The 2026 FIFA World Cup has arrived, and Mia Hamm is looking back to the last time the tournament felt this personal for American players. Speaking at The World Cup 2026 Kickoff Party Blue Carpet at the Los Angeles Memorial Coliseum, she said representing the United States meant everything to her when she played in the 1999 Women's World Cup on home soil.
For Hamm, the pull was not abstract. She said wearing the colors and the badge carried the weight of a childhood dream, and that she never took the chance for granted. That memory is landing now because the United States is once again hosting a World Cup, with the men’s event having come to American soil in 1994 and the women’s tournament back in 1999, when the U.S. went on to capture its first world title over China.

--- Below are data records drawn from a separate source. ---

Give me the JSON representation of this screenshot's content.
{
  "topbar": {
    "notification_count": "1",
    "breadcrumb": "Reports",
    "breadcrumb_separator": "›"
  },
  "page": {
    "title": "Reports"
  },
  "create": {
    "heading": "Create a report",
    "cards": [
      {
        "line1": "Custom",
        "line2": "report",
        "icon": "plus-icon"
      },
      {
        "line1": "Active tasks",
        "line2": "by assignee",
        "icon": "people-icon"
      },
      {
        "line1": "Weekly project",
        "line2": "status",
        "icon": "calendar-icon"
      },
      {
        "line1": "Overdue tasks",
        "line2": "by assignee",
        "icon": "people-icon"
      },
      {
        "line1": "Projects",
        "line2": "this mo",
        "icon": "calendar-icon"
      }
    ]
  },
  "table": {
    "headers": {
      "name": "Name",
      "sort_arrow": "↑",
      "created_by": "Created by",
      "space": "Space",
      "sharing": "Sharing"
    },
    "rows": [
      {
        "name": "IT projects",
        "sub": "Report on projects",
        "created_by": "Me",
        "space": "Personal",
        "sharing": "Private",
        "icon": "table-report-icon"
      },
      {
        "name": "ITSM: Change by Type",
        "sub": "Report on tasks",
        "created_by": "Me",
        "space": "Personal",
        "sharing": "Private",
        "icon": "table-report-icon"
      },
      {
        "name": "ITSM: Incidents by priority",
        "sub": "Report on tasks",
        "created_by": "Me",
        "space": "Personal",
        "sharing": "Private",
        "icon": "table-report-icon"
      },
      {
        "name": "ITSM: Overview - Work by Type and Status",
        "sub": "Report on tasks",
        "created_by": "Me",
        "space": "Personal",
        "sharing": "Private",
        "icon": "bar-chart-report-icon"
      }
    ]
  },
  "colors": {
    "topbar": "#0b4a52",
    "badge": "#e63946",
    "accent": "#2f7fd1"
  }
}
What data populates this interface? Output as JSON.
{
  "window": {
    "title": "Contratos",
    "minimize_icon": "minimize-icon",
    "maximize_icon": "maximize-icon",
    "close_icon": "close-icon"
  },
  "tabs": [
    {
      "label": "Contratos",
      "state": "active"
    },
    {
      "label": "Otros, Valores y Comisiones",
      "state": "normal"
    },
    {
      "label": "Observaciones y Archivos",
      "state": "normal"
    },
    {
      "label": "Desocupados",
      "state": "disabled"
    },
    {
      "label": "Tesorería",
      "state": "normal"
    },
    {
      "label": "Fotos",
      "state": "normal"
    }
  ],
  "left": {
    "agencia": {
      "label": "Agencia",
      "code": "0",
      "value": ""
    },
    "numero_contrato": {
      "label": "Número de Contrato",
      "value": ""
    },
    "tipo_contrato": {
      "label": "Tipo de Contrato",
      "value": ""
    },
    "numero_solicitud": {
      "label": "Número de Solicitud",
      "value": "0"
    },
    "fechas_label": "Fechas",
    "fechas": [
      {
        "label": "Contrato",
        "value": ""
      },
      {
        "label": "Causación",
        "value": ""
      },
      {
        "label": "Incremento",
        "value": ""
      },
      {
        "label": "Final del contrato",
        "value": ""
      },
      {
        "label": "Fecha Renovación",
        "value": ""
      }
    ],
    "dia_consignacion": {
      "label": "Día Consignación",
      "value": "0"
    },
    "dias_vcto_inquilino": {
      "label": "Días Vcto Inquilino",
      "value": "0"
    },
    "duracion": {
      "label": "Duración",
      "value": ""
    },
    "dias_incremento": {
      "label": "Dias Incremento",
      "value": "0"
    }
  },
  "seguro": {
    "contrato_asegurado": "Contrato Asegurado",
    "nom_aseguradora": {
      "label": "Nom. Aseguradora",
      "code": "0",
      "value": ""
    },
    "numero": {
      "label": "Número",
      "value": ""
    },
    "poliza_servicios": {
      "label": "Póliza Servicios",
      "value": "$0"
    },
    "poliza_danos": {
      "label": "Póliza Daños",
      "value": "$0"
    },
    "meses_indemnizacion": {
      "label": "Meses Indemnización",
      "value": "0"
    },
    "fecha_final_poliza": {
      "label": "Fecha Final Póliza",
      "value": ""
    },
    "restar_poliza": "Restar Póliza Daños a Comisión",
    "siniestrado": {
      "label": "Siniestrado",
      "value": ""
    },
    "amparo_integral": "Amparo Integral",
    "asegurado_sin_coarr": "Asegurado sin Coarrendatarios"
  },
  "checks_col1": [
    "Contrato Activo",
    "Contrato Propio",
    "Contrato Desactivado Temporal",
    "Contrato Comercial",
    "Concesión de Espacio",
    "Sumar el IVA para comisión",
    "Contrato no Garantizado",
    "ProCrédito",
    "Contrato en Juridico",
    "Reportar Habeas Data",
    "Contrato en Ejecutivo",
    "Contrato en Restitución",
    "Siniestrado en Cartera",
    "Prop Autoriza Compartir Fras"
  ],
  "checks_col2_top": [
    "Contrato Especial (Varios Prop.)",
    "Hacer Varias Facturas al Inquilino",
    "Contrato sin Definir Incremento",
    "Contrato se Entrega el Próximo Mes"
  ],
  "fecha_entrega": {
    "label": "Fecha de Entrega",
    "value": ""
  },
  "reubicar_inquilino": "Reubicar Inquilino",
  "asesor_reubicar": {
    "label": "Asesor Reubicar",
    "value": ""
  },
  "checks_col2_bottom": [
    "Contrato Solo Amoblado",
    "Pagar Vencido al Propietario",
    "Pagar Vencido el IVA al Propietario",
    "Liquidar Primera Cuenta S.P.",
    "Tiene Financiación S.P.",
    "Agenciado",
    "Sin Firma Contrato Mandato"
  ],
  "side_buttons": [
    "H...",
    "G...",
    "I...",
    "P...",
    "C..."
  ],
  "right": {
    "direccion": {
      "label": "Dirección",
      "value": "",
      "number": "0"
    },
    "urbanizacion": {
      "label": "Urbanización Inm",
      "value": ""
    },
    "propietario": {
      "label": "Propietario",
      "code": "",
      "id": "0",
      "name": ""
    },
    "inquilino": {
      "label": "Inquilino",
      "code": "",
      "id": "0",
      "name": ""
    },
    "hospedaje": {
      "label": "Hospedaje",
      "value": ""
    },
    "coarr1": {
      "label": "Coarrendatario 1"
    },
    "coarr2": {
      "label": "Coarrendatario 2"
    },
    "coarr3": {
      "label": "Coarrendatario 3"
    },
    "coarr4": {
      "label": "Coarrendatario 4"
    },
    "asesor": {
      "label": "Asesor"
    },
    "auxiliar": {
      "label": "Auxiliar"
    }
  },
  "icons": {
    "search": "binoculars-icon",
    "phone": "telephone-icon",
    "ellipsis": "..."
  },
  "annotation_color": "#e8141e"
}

Hamm also recalled one scene that still defines that summer for her: fans in U.S. jerseys tailgating and playing pickup in the parking lot two hours before the match. It was, she said, proof that the event felt different in a home country, where the sport and the people around it seemed to move together. Her comments carried a pride that is easy to hear in hindsight, but harder to find in the current moment, when wearing American colors can feel divisive to some athletes who worry about what that symbol means beyond the field.
That is part of why Hamm’s recollection resonates today. She was speaking not only about a tournament she lived, but about what it looked like when a World Cup became a national gathering in the United States. The next chapter belongs to the 2026 event itself, which now has the stage Hamm described, and to the fans who will decide whether that same kind of all-in homecoming can happen again.